After three months of verbal sparring, Floyd Mayweather Jr. and Oscar De La Hoya are just about ready to shut up and fight.
Mayweather, boxing's best pound-for-pound fighter and De La Hoya, its most popular champion, said little to spark controversy or antagonize each other on Wednesday at the largest media gathering before their fight for De La Hoya's WBC 154 pound (70-kilogram) title on Saturday.
"I think I'm out of words," De La Hoya said at the MGM Grand Hotel and Casino. "There really isn't much more to say. There's only one thing left to talk about, and that's the result."
That hasn't been the case during the colorful buildup to fight week. The innovative promotions for boxing's most anticipated fight in a half-decade included a widely praised HBO reality show, popular videos distributed on YouTube, and an all-out blitz on every other media format.
After Mayweather (37-0, 24 KOs) taunted and threatened De La Hoya - and hung a replica of the Golden Boy's Olympic gold medal around a chicken's neck - during their 11-city promotional tour, the fighters' Las Vegas extravaganza was decidedly muted. Mayweather said only a few words on the dais, and De La Hoya (38-4, 30 KOs) was equally brief.

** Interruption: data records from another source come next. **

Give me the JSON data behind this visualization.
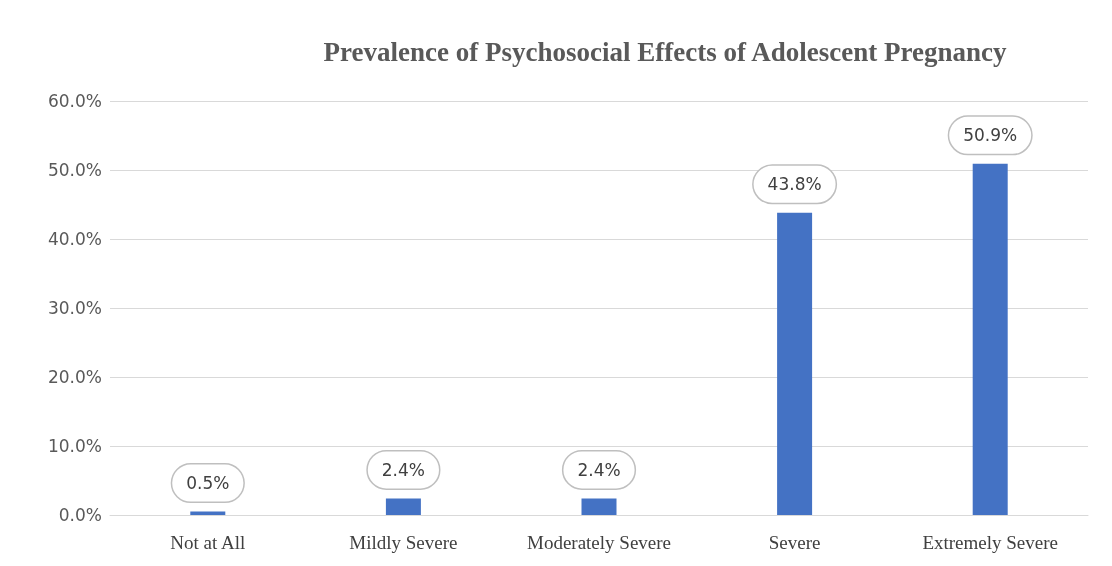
{
  "chart_data": {
    "type": "bar",
    "title": "Prevalence of Psychosocial Effects of Adolescent Pregnancy",
    "categories": [
      "Not at All",
      "Mildly Severe",
      "Moderately Severe",
      "Severe",
      "Extremely Severe"
    ],
    "values": [
      0.5,
      2.4,
      2.4,
      43.8,
      50.9
    ],
    "value_labels": [
      "0.5%",
      "2.4%",
      "2.4%",
      "43.8%",
      "50.9%"
    ],
    "color": "#4472c4",
    "ylim": [
      0,
      60
    ],
    "yticks": [
      {
        "value": 0,
        "label": "0.0%"
      },
      {
        "value": 10,
        "label": "10.0%"
      },
      {
        "value": 20,
        "label": "20.0%"
      },
      {
        "value": 30,
        "label": "30.0%"
      },
      {
        "value": 40,
        "label": "40.0%"
      },
      {
        "value": 50,
        "label": "50.0%"
      },
      {
        "value": 60,
        "label": "60.0%"
      }
    ],
    "grid": true
  }
}
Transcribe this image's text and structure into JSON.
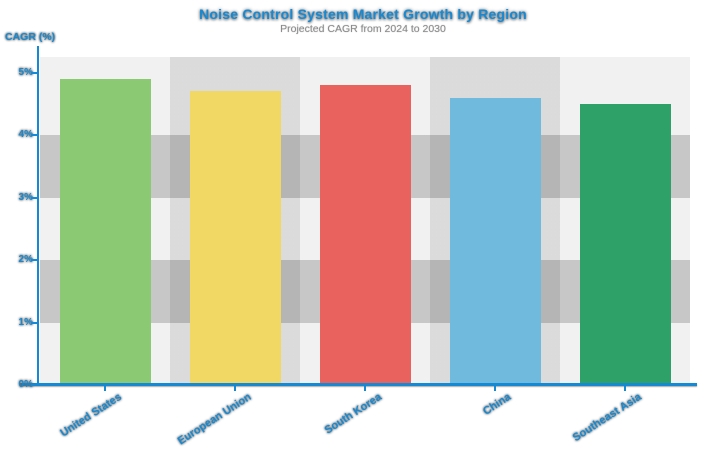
{
  "header": {
    "title": "Noise Control System Market Growth by Region",
    "subtitle": "Projected CAGR from 2024 to 2030"
  },
  "chart_data": {
    "type": "bar",
    "title": "Noise Control System Market Growth by Region",
    "subtitle": "Projected CAGR from 2024 to 2030",
    "ylabel": "CAGR (%)",
    "xlabel": "",
    "categories": [
      "United States",
      "European Union",
      "South Korea",
      "China",
      "Southeast Asia"
    ],
    "values": [
      4.9,
      4.7,
      4.8,
      4.6,
      4.5
    ],
    "unit": "%",
    "bar_colors": [
      "#8BCA72",
      "#F1D865",
      "#EA625D",
      "#70BADD",
      "#2EA169"
    ],
    "yticks": [
      "5%",
      "4%",
      "3%",
      "2%",
      "1%",
      "0%"
    ],
    "ytick_values": [
      5,
      4,
      3,
      2,
      1,
      0
    ],
    "ylim": [
      0,
      5.25
    ],
    "grid": "horizontal striped bands, alternating light and dark gray",
    "legend_position": "none",
    "accent_color": "#1589D3",
    "stripe_light": "#F1F1F1",
    "stripe_dark": "#C7C7C7"
  }
}
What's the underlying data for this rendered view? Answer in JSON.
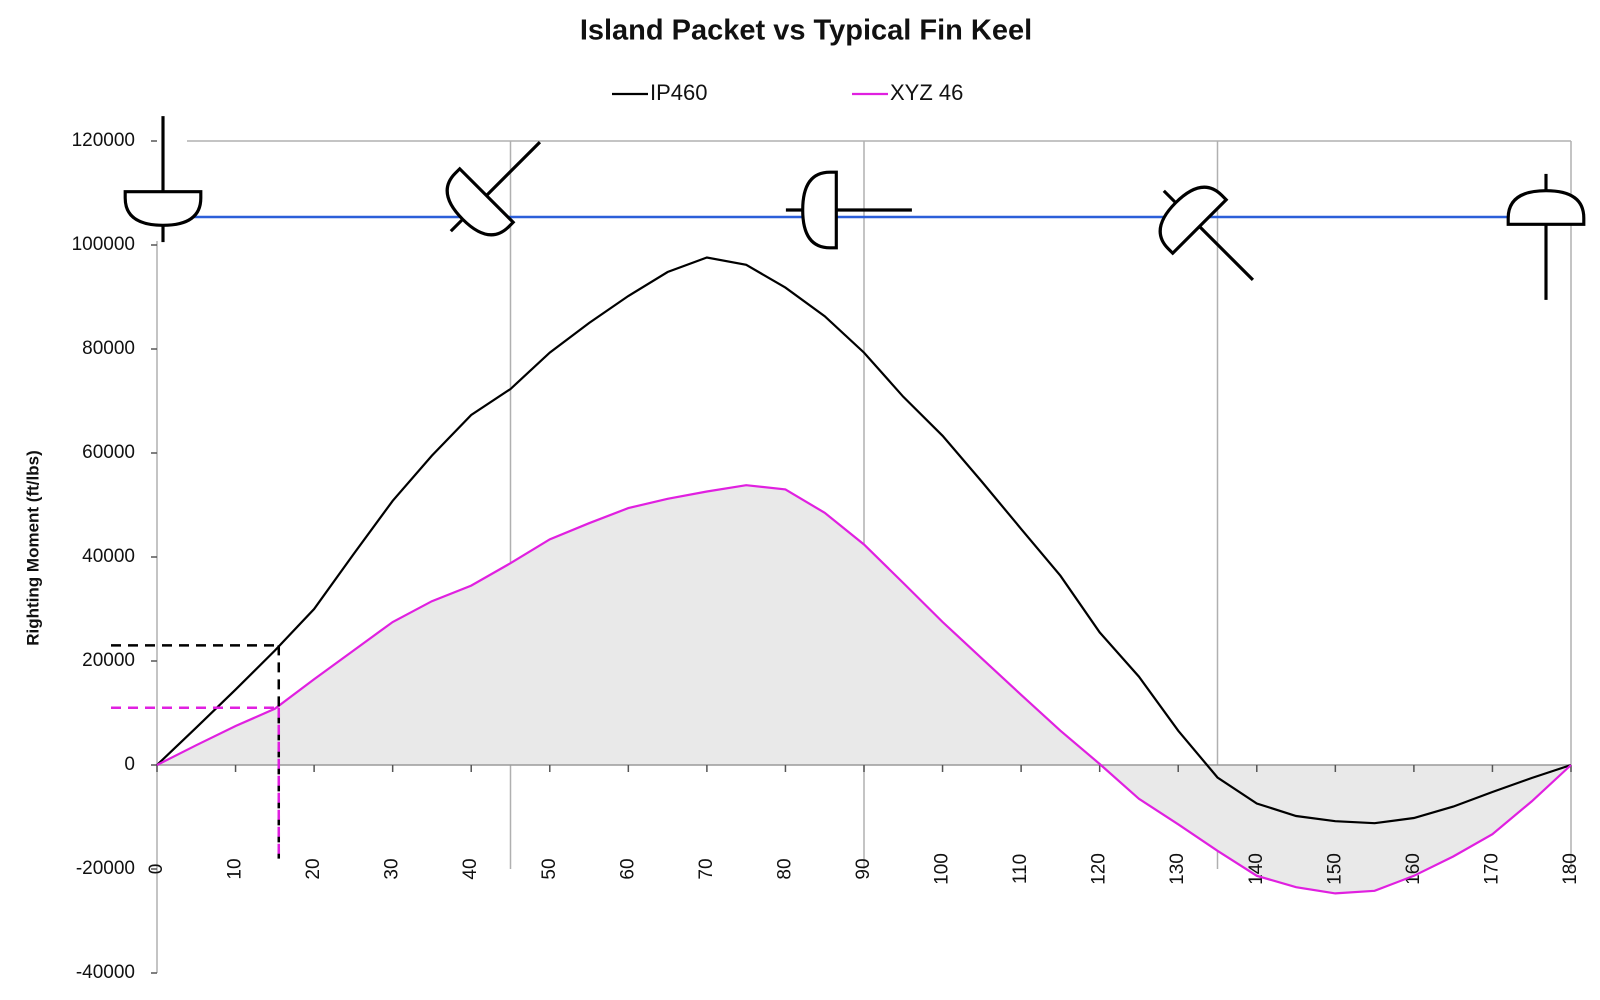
{
  "chart_data": {
    "type": "line",
    "title": "Island Packet vs Typical Fin Keel",
    "y_label": "Righting Moment (ft/lbs)",
    "x": [
      0,
      5,
      10,
      15,
      20,
      25,
      30,
      35,
      40,
      45,
      50,
      55,
      60,
      65,
      70,
      75,
      80,
      85,
      90,
      95,
      100,
      105,
      110,
      115,
      120,
      125,
      130,
      135,
      140,
      145,
      150,
      155,
      160,
      165,
      170,
      175,
      180
    ],
    "series": [
      {
        "name": "IP460",
        "color": "#000000",
        "values": [
          0,
          7200,
          14500,
          22000,
          30000,
          40500,
          50800,
          59500,
          67300,
          72300,
          79300,
          85000,
          90200,
          94800,
          97600,
          96200,
          91800,
          86300,
          79300,
          70800,
          63300,
          54500,
          45400,
          36400,
          25500,
          17000,
          6600,
          -2400,
          -7400,
          -9800,
          -10800,
          -11200,
          -10200,
          -8000,
          -5200,
          -2500,
          0
        ]
      },
      {
        "name": "XYZ 46",
        "color": "#e020e0",
        "fill": "#e9e9e9",
        "values": [
          0,
          3800,
          7500,
          10800,
          16500,
          22000,
          27500,
          31500,
          34500,
          38800,
          43400,
          46500,
          49400,
          51200,
          52600,
          53800,
          53000,
          48500,
          42400,
          35000,
          27500,
          20500,
          13500,
          6600,
          200,
          -6500,
          -11400,
          -16500,
          -21300,
          -23500,
          -24700,
          -24200,
          -21300,
          -17600,
          -13300,
          -7000,
          0
        ]
      }
    ],
    "xlim": [
      0,
      180
    ],
    "xticks": [
      0,
      10,
      20,
      30,
      40,
      50,
      60,
      70,
      80,
      90,
      100,
      110,
      120,
      130,
      140,
      150,
      160,
      170,
      180
    ],
    "ylim": [
      -40000,
      120000
    ],
    "yticks": [
      -40000,
      -20000,
      0,
      20000,
      40000,
      60000,
      80000,
      100000,
      120000
    ],
    "x_grid": [
      45,
      90,
      135,
      180
    ],
    "guides": [
      {
        "x": 15.5,
        "y": 23000,
        "y_end": -18000,
        "color": "#000000"
      },
      {
        "x": 15.5,
        "y": 11000,
        "y_end": -18000,
        "color": "#e020e0"
      }
    ],
    "legend": "top"
  }
}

"I'm hungry, I know what it takes and I'm ready to go out there and die in the ring," said Mayweather, who wore $1 million (EURO740,000) in diamond jewelry.

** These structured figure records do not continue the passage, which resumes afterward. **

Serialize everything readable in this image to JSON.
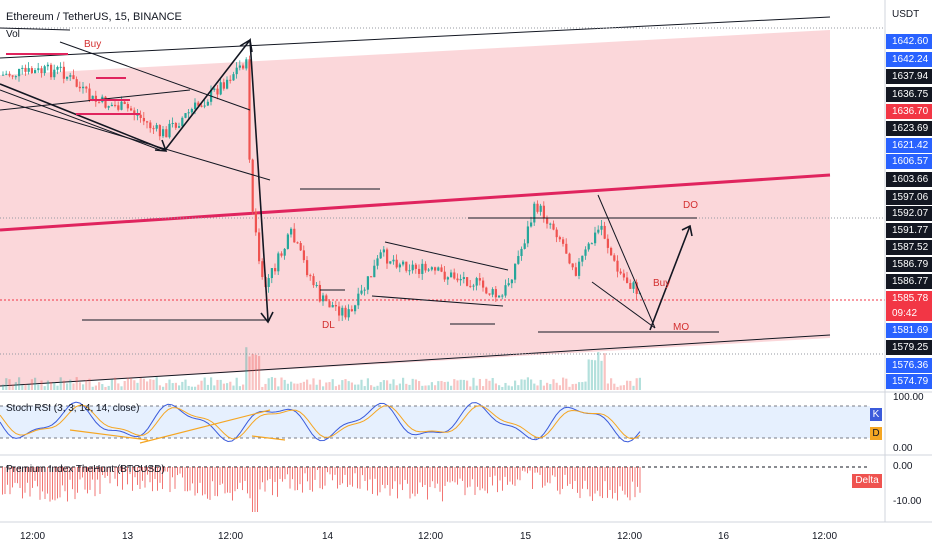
{
  "chart": {
    "symbol_title": "Ethereum / TetherUS, 15, BINANCE",
    "volume_label": "Vol",
    "currency": "USDT"
  },
  "price_axis_labels": [
    {
      "value": "1642.60",
      "kind": "blue"
    },
    {
      "value": "1642.24",
      "kind": "blue"
    },
    {
      "value": "1637.94",
      "kind": "black"
    },
    {
      "value": "1636.75",
      "kind": "black"
    },
    {
      "value": "1636.70",
      "kind": "pink"
    },
    {
      "value": "1623.69",
      "kind": "black"
    },
    {
      "value": "1621.42",
      "kind": "blue"
    },
    {
      "value": "1606.57",
      "kind": "blue"
    },
    {
      "value": "1603.66",
      "kind": "black"
    },
    {
      "value": "1597.06",
      "kind": "black"
    },
    {
      "value": "1592.07",
      "kind": "black"
    },
    {
      "value": "1591.77",
      "kind": "black"
    },
    {
      "value": "1587.52",
      "kind": "black"
    },
    {
      "value": "1586.79",
      "kind": "black"
    },
    {
      "value": "1586.77",
      "kind": "black"
    },
    {
      "value": "1585.78",
      "kind": "red"
    },
    {
      "value": "09:42",
      "kind": "red"
    },
    {
      "value": "1581.69",
      "kind": "blue"
    },
    {
      "value": "1579.25",
      "kind": "black"
    },
    {
      "value": "1576.36",
      "kind": "blue"
    },
    {
      "value": "1574.79",
      "kind": "blue"
    }
  ],
  "annotations": {
    "buy_top": "Buy",
    "dl": "DL",
    "do": "DO",
    "buy_right": "Buy",
    "mo": "MO"
  },
  "stoch_rsi": {
    "title": "Stoch RSI (3, 3, 14, 14, close)",
    "axis_top": "100.00",
    "axis_bottom": "0.00",
    "k_tag": "K",
    "d_tag": "D"
  },
  "premium_index": {
    "title": "Premium Index TheHunt (BTCUSD)",
    "axis_top": "0.00",
    "axis_bottom": "-10.00",
    "delta_tag": "Delta"
  },
  "time_axis": [
    "12:00",
    "13",
    "12:00",
    "14",
    "12:00",
    "15",
    "12:00",
    "16",
    "12:00"
  ],
  "colors": {
    "channel_fill": "#f9c9cd",
    "center_line": "#e0245e",
    "up_candle": "#26a69a",
    "down_candle": "#ef5350",
    "blue_label": "#2962ff",
    "red_label": "#f23645",
    "stoch_k": "#3b5bdb",
    "stoch_d": "#f5a623",
    "stoch_band": "#dbeafe"
  }
}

The only vintage trash-talking came from Roger Mayweather, Floyd's uncle and trainer, who attacked the fighting credentials of Freddie Roach, De La Hoya's respected trainer. Roach didn't acknowledge Roger Mayweather's jabs with a reply.

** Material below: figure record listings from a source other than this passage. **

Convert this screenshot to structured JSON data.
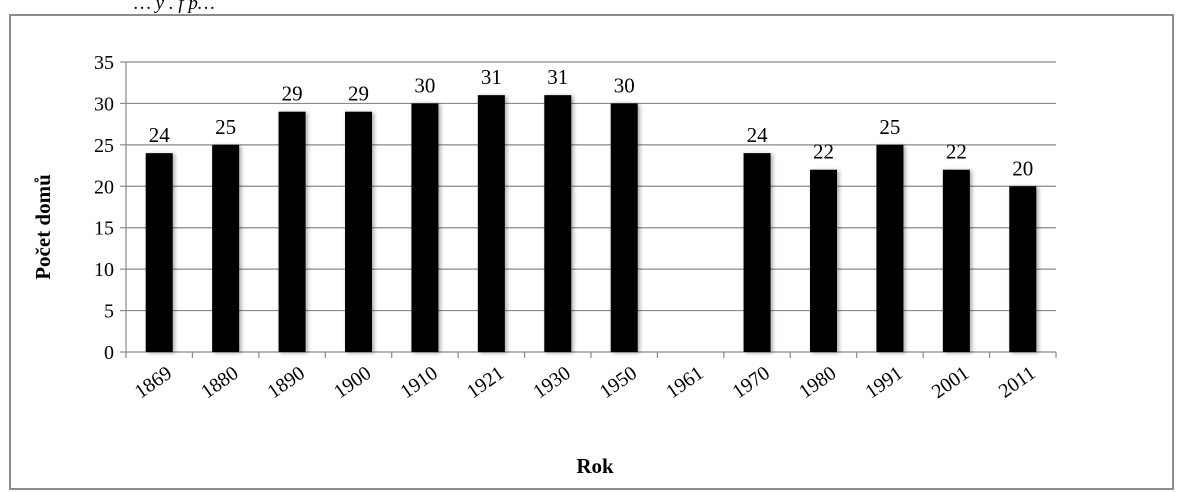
{
  "caption": "… y . f p…",
  "chart_data": {
    "type": "bar",
    "title": "",
    "xlabel": "Rok",
    "ylabel": "Počet domů",
    "ylim": [
      0,
      35
    ],
    "yticks": [
      0,
      5,
      10,
      15,
      20,
      25,
      30,
      35
    ],
    "grid": true,
    "legend": "none",
    "bar_color": "#000000",
    "categories": [
      "1869",
      "1880",
      "1890",
      "1900",
      "1910",
      "1921",
      "1930",
      "1950",
      "1961",
      "1970",
      "1980",
      "1991",
      "2001",
      "2011"
    ],
    "values": [
      24,
      25,
      29,
      29,
      30,
      31,
      31,
      30,
      null,
      24,
      22,
      25,
      22,
      20
    ],
    "data_labels": [
      "24",
      "25",
      "29",
      "29",
      "30",
      "31",
      "31",
      "30",
      "",
      "24",
      "22",
      "25",
      "22",
      "20"
    ]
  }
}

"Don't miss this one. It might not be too long," Roach said.
Though Mayweather claims to see fear in De La Hoya's eyes, both fighters seemed calm and comfortable. Those feelings could be due to their eight-figure paydays for what could end up being the most lucrative fight in boxing history.
Richard Schaefer, the chief executive of De La Hoya's Golden Boy Promotions, said the MGM Grand Garden Arena already has sold each of its 16,200 seats, and six casinos on the Las Vegas Strip already have combined to sell 15,700 seats at closed-circuit viewing parties for the mass of boxing fans heading to town this weekend.
Though both fighters seemed mellow, both realize a portion of their legacies hang on the outcome. Both have intimated it might be their last fights, though Mayweather said he would be open to a rematch depending on the outcome.
"I've got a lot of money. I'm fine," Mayweather said. "I wasn't chasing fame, and I wasn't chasing money. I was chasing respect, and going out as a legend."